Statistics Flashcards
What is population/global data?
A huge dataset to be investigated, or an experimental set of data within a specific condition
What is sample data?
A small set of data from the population/global data
What is sampling?
Randomly taking samples from the population
What is mean?
The sum of all sample values divided by the number of samples
What is standard deviation?
Gives the average distance of the samples from the mean
How is standard deviation calculated?
Square root of the (sum of the distances from the mean) divided by the number of samples -1
What is frequency?
How often many similar data occurs/happens
What is distribution?
The shape constructed by data frequencies
True or false:
A histogram can show frequency?
True
What type of curve can be plotted on a histogram?

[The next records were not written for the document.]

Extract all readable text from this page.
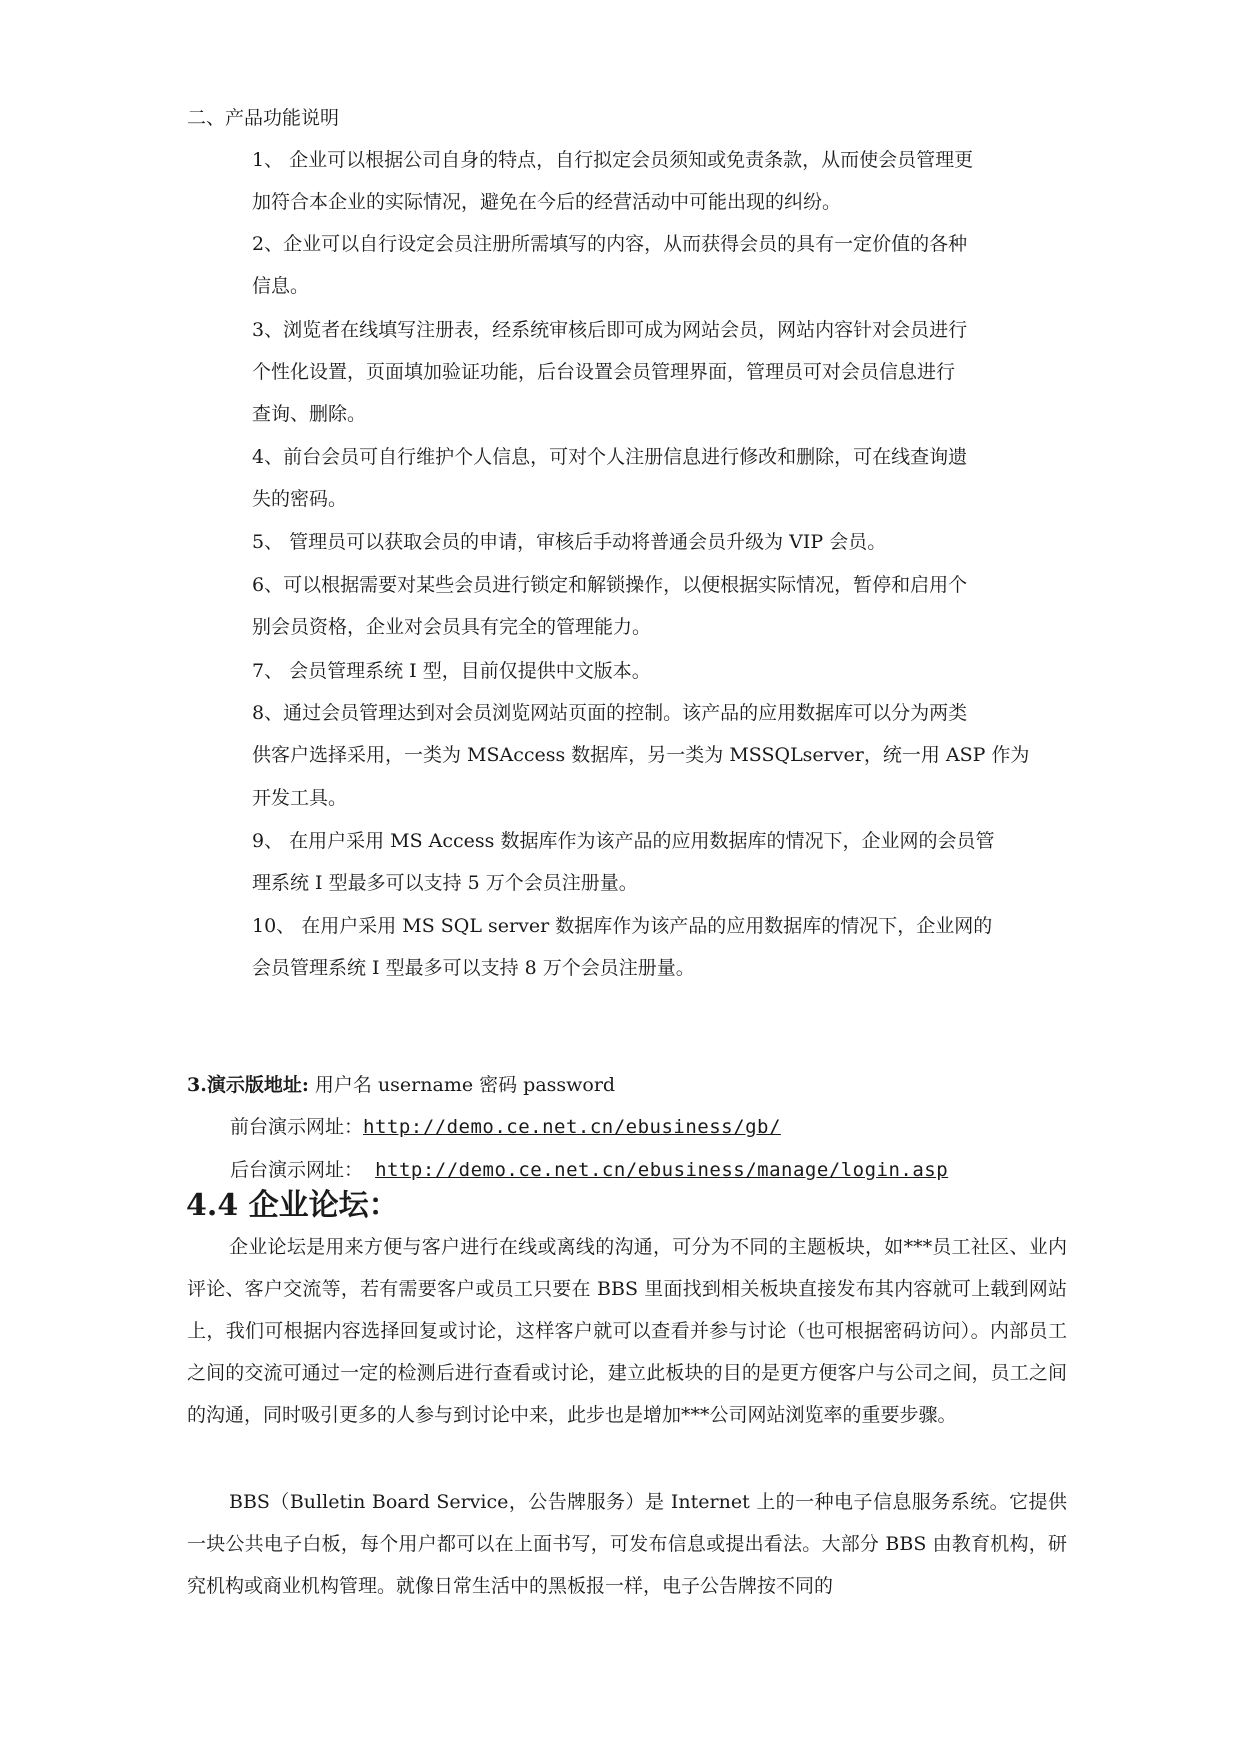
二、产品功能说明
1、 企业可以根据公司自身的特点，自行拟定会员须知或免责条款，从而使会员管理更
加符合本企业的实际情况，避免在今后的经营活动中可能出现的纠纷。
2、企业可以自行设定会员注册所需填写的内容，从而获得会员的具有一定价值的各种
信息。
3、浏览者在线填写注册表，经系统审核后即可成为网站会员，网站内容针对会员进行
个性化设置，页面填加验证功能，后台设置会员管理界面，管理员可对会员信息进行
查询、删除。
4、前台会员可自行维护个人信息，可对个人注册信息进行修改和删除，可在线查询遗
失的密码。
5、 管理员可以获取会员的申请，审核后手动将普通会员升级为 VIP 会员。
6、可以根据需要对某些会员进行锁定和解锁操作，以便根据实际情况，暂停和启用个
别会员资格，企业对会员具有完全的管理能力。
7、 会员管理系统 I 型，目前仅提供中文版本。
8、通过会员管理达到对会员浏览网站页面的控制。该产品的应用数据库可以分为两类
供客户选择采用，一类为 MSAccess 数据库，另一类为 MSSQLserver，统一用 ASP 作为
开发工具。
9、 在用户采用 MS Access 数据库作为该产品的应用数据库的情况下，企业网的会员管
理系统 I 型最多可以支持 5 万个会员注册量。
10、 在用户采用 MS SQL server 数据库作为该产品的应用数据库的情况下，企业网的
会员管理系统 I 型最多可以支持 8 万个会员注册量。
3.演示版地址: 用户名 username 密码 password
前台演示网址：http://demo.ce.net.cn/ebusiness/gb/
后台演示网址：  http://demo.ce.net.cn/ebusiness/manage/login.asp
4.4 企业论坛：

企业论坛是用来方便与客户进行在线或离线的沟通，可分为不同的主题板块，如***员工社区、业内评论、客户交流等，若有需要客户或员工只要在 BBS 里面找到相关板块直接发布其内容就可上载到网站上，我们可根据内容选择回复或讨论，这样客户就可以查看并参与讨论（也可根据密码访问）。内部员工之间的交流可通过一定的检测后进行查看或讨论，建立此板块的目的是更方便客户与公司之间，员工之间的沟通，同时吸引更多的人参与到讨论中来，此步也是增加***公司网站浏览率的重要步骤。

BBS（Bulletin Board Service，公告牌服务）是 Internet 上的一种电子信息服务系统。它提供一块公共电子白板，每个用户都可以在上面书写，可发布信息或提出看法。大部分 BBS 由教育机构，研究机构或商业机构管理。就像日常生活中的黑板报一样，电子公告牌按不同的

A normal distribution curve
What is normal distribution?
A range in which there is most data in the middle and less data at either ends of a curve. It is symmetrical around the mean. It shows that data near the mean are more frequent in occurrence compared to data far from the mean
What does variable view in SPSS show?
The name of the variable
The type of data the variable is
A label to describe the variable
Three data types in statistics
Numeric data
Nominal data
Ordinal data
What is numeric data?
Numbers
e.g. body mass, weight, stature
What is nominal data
Category data without rank
e.g. gender
What is ordinal data?
Categories with rank
e.g. feeling
What does data format in SPSS allow?
Subject information to be entered
What is the standard error of the mean?
The standard deviation of means.
Shows the range in which a global mean could fall
How is standard error of the mean calculated?
Standard deviation divided by the square root of n
In what percentage of means is mean+/- 1SE?
68-70% of means
In what percentage of means is mean +/- 2SE?
95% of means
In what percentage of means is mean +/- 3SE?
99% of means
What mean +/- SE is indicative of population mean?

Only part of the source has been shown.